Slades Farm is an area of Ensbury Park, Bournemouth, Dorset, England.

== History ==
A renewed spate of housebuilding took place in the 1970s when Bournemouth Borough Council purchased Slade's Farm, south of Columbia Road, following an increased demand for low-cost housing in the borough. This was one of the last areas of agricultural land within the Bournemouth boundary. The farm dated back to about 1850 and was originally known as Talbot Farm, taking its name from Talbot Village, the model settlement further east; Slade was a later tenant. There had been some modernisation of the farm over the years - in 1945 the trustees of the Talbot estate, who owned the freehold, applied for planning permission for a 'milk cooling shed' there - but by the 1960s the entire site had fallen out of use.

When Bournemouth Council eventually purchased the land, proposals were drawn up for around 400 new dwellings ranging from bedsits for the elderly to three-bedroomed houses, the nucleus of which would be the newly-cut Slade's Farm Road. An additional development around this time was Slade's Farm Secondary School, catering for children with special educational needs: this opened in September 1975.

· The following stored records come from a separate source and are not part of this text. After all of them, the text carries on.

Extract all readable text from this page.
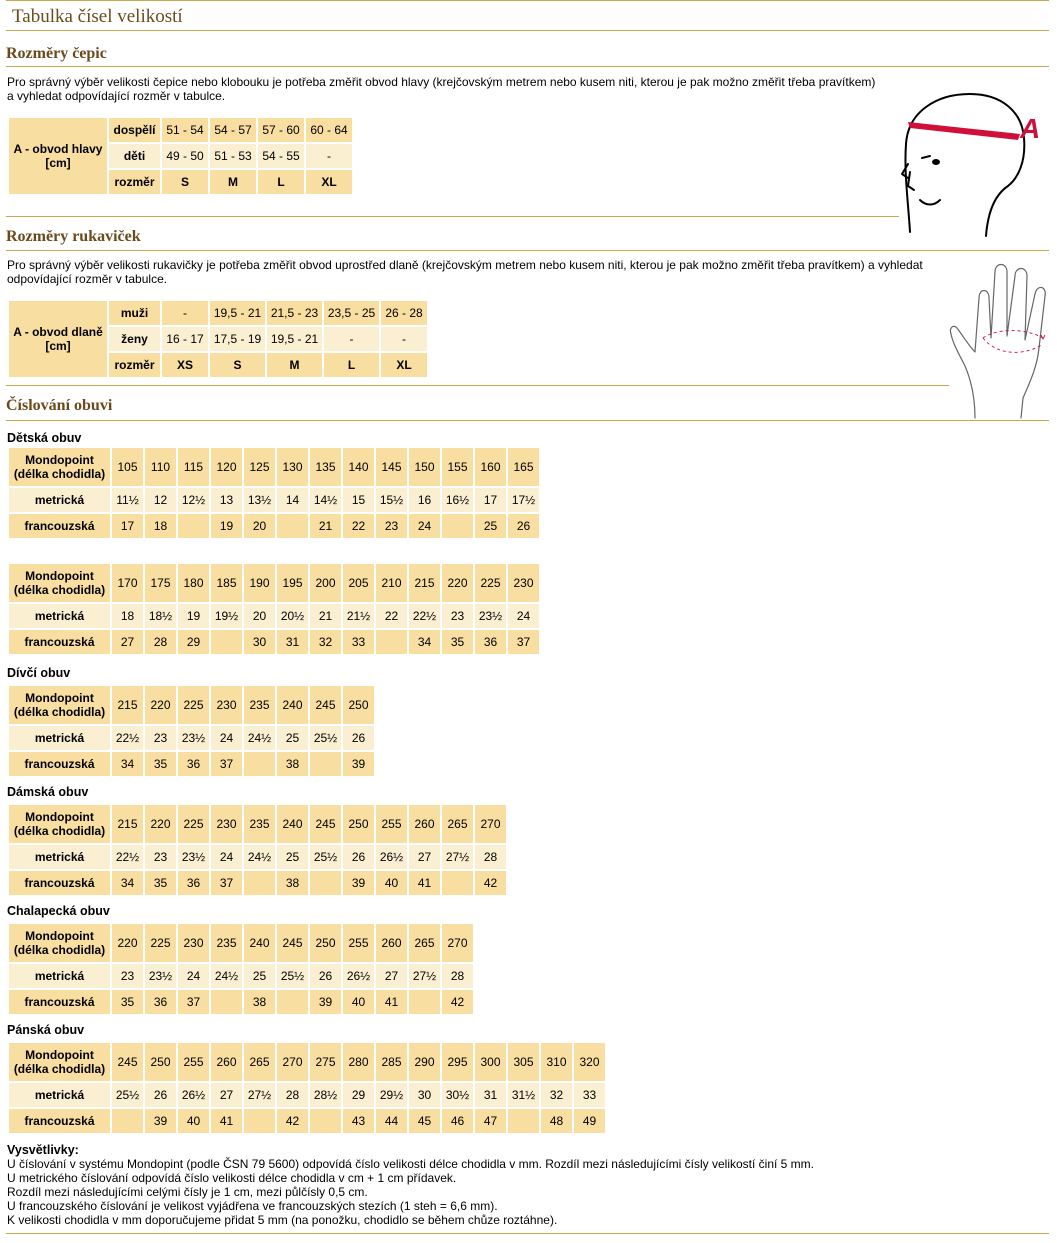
Tabulka čísel velikostí
Rozměry čepic
Pro správný výběr velikosti čepice nebo klobouku je potřeba změřit obvod hlavy (krejčovským metrem nebo kusem niti, kterou je pak možno změřit třeba pravítkem)
a vyhledat odpovídající rozměr v tabulce.
A - obvod hlavy [cm]	dospělí	51 - 54	54 - 57	57 - 60	60 - 64
	děti	49 - 50	51 - 53	54 - 55	-
	rozměr	S	M	L	XL
A
Rozměry rukaviček
Pro správný výběr velikosti rukavičky je potřeba změřit obvod uprostřed dlaně (krejčovským metrem nebo kusem niti, kterou je pak možno změřit třeba pravítkem) a vyhledat
odpovídající rozměr v tabulce.
A - obvod dlaně [cm]	muži	-	19,5 - 21	21,5 - 23	23,5 - 25	26 - 28
	ženy	16 - 17	17,5 - 19	19,5 - 21	-	-
	rozměr	XS	S	M	L	XL
Číslování obuvi
Dětská obuv
Mondopoint (délka chodidla)	105	110	115	120	125	130	135	140	145	150	155	160	165
metrická	11½	12	12½	13	13½	14	14½	15	15½	16	16½	17	17½
francouzská	17	18		19	20		21	22	23	24		25	26
Mondopoint (délka chodidla)	170	175	180	185	190	195	200	205	210	215	220	225	230
metrická	18	18½	19	19½	20	20½	21	21½	22	22½	23	23½	24
francouzská	27	28	29		30	31	32	33		34	35	36	37
Dívčí obuv
Mondopoint (délka chodidla)	215	220	225	230	235	240	245	250
metrická	22½	23	23½	24	24½	25	25½	26
francouzská	34	35	36	37		38		39
Dámská obuv
Mondopoint (délka chodidla)	215	220	225	230	235	240	245	250	255	260	265	270
metrická	22½	23	23½	24	24½	25	25½	26	26½	27	27½	28
francouzská	34	35	36	37		38		39	40	41		42
Chalapecká obuv
Mondopoint (délka chodidla)	220	225	230	235	240	245	250	255	260	265	270
metrická	23	23½	24	24½	25	25½	26	26½	27	27½	28
francouzská	35	36	37		38		39	40	41		42
Pánská obuv
Mondopoint (délka chodidla)	245	250	255	260	265	270	275	280	285	290	295	300	305	310	320
metrická	25½	26	26½	27	27½	28	28½	29	29½	30	30½	31	31½	32	33
francouzská		39	40	41		42		43	44	45	46	47		48	49
Vysvětlivky:
U číslování v systému Mondopint (podle ČSN 79 5600) odpovídá číslo velikosti délce chodidla v mm. Rozdíl mezi následujícími čísly velikostí činí 5 mm.
U metrického číslování odpovídá číslo velikosti délce chodidla v cm + 1 cm přídavek.
Rozdíl mezi následujícími celými čísly je 1 cm, mezi půlčísly 0,5 cm.
U francouzského číslování je velikost vyjádřena ve francouzských stezích (1 steh = 6,6 mm).
K velikosti chodidla v mm doporučujeme přidat 5 mm (na ponožku, chodidlo se během chůze roztáhne).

As for Slade's Farmhouse, this was given Grade II listed status when the above-mentioned developments began, but having failed to find a use for the building - and in view of its condition, after many years of non-occupation - the council applied to the Department of the Environment to have it demolished in November 1975. Demolition followed two years later, along with further development of the Columbia Road frontage. Some idea of the property may be had from the neighbouring Lollipop Farm House, also listed, which survives in Columbia Road as a result of a comprehensive repair programme in the 1980s, where the original materials of the property were put to fresh use.

== Amenities ==
In 1978, the skate park became one of the first to be purpose built in the United Kingdom.

In 2010, a 250m Olympic size community cycle track was constructed in the community.

== Politics ==
Slades Farm is part of the Bournemouth West constituency.